Neil Levin
1930 - 2012
Neil Levin se présente dans l'affaire comme le fonctionnaire dont le travail consistait à comprendre les règles avant que le fraudeur ne puisse les contourner. En tant que régulateur des assurances à New York, il faisait partie de la machinerie censée empêcher l'abus de réserves de devenir systémique. Ce rôle est facile à sous-estimer jusqu'à ce que l'on assiste à l'échec d'un assureur complexe. Alors, chaque question manquante devient visible.

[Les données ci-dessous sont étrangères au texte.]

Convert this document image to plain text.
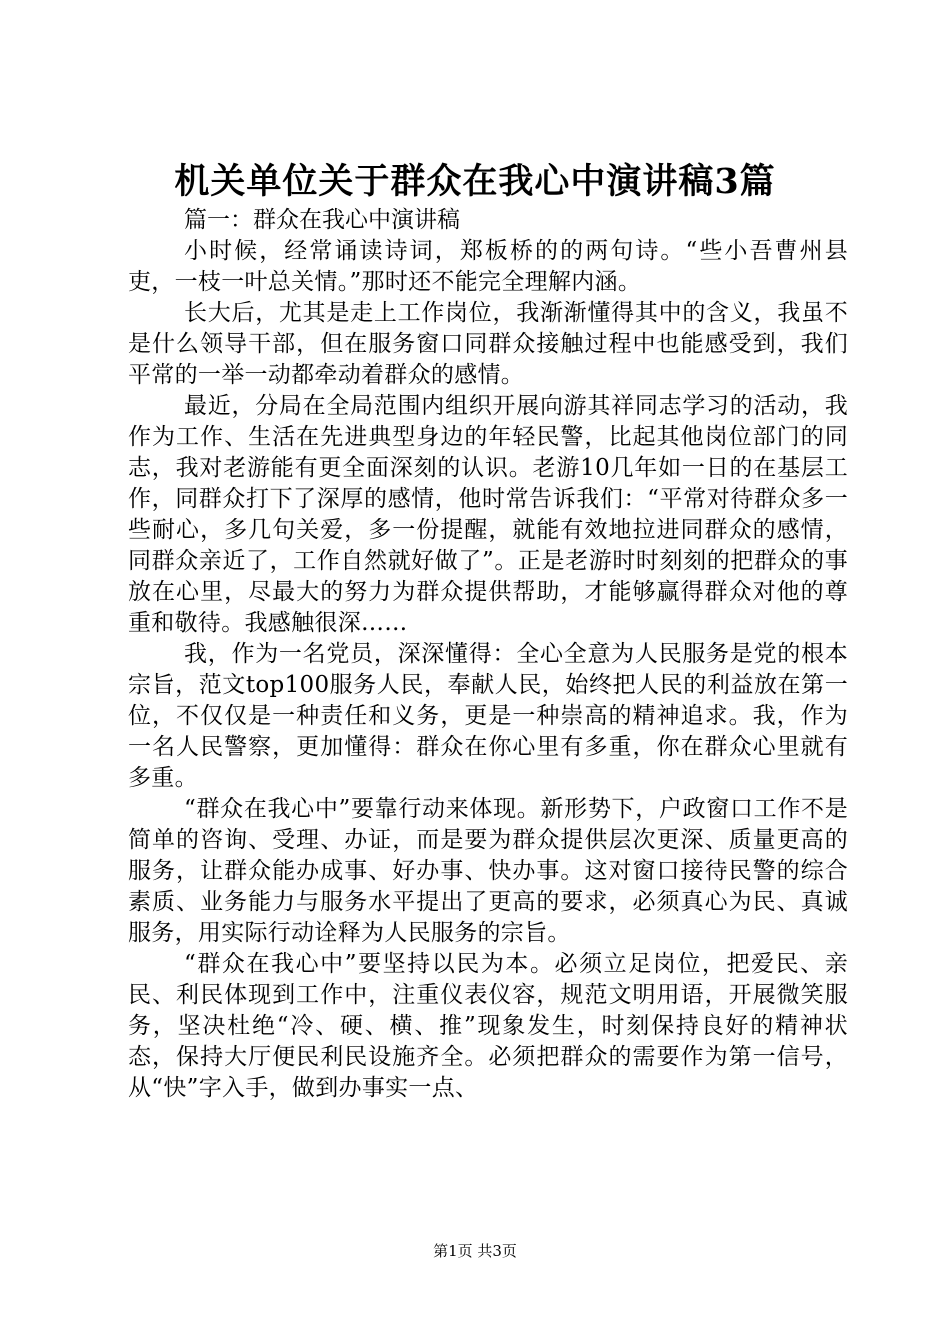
机关单位关于群众在我心中演讲稿3篇

篇一：群众在我心中演讲稿

小时候，经常诵读诗词，郑板桥的的两句诗。“些小吾曹州县吏，一枝一叶总关情。”那时还不能完全理解内涵。

长大后，尤其是走上工作岗位，我渐渐懂得其中的含义，我虽不是什么领导干部，但在服务窗口同群众接触过程中也能感受到，我们平常的一举一动都牵动着群众的感情。

最近，分局在全局范围内组织开展向游其祥同志学习的活动，我作为工作、生活在先进典型身边的年轻民警，比起其他岗位部门的同志，我对老游能有更全面深刻的认识。老游10几年如一日的在基层工作，同群众打下了深厚的感情，他时常告诉我们：“平常对待群众多一些耐心，多几句关爱，多一份提醒，就能有效地拉进同群众的感情，同群众亲近了，工作自然就好做了”。正是老游时时刻刻的把群众的事放在心里，尽最大的努力为群众提供帮助，才能够赢得群众对他的尊重和敬待。我感触很深……

我，作为一名党员，深深懂得：全心全意为人民服务是党的根本宗旨，范文top100服务人民，奉献人民，始终把人民的利益放在第一位，不仅仅是一种责任和义务，更是一种崇高的精神追求。我，作为一名人民警察，更加懂得：群众在你心里有多重，你在群众心里就有多重。

“群众在我心中”要靠行动来体现。新形势下，户政窗口工作不是简单的咨询、受理、办证，而是要为群众提供层次更深、质量更高的服务，让群众能办成事、好办事、快办事。这对窗口接待民警的综合素质、业务能力与服务水平提出了更高的要求，必须真心为民、真诚服务，用实际行动诠释为人民服务的宗旨。

“群众在我心中”要坚持以民为本。必须立足岗位，把爱民、亲民、利民体现到工作中，注重仪表仪容，规范文明用语，开展微笑服务，坚决杜绝“冷、硬、横、推”现象发生，时刻保持良好的精神状态，保持大厅便民利民设施齐全。必须把群众的需要作为第一信号，从“快”字入手，做到办事实一点、

第1页 共3页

Le fardeau psychologique de Levin était l'inverse de celui de Frankel. Le fraudeur souhaite l'opacité car l'opacité achète du temps. Le régulateur doit travailler dans la direction opposée, essayant de transformer des dépôts dispersés, des affiliations d'entreprise et des jugements comptables en une image cohérente. C'est un travail épuisant, et les dossiers publics suggèrent que l'affaire Frankel a exposé les limites de la supervision d'État par État dans une industrie capable de cacher de la valeur sous des couches de propriété. Levin est devenu l'un des visages de cette lutte institutionnelle.
Ce qui est intéressant à propos des victimes dans les affaires de fraude réglementaire, c'est qu'elles ne sont pas toujours les personnes qui perdent le plus d'argent en premier. Souvent, ce sont celles qui perdent leur crédibilité. Lorsqu'un stratagème réussit longtemps, il donne l'impression que le chien de garde est inattentif, même lorsque le véritable problème est que le chien a été nourri d'un repas de documents trompeurs. L'importance de Levin réside en partie dans cette humiliation structurelle : l'affaire était un reproche au système qu'il servait.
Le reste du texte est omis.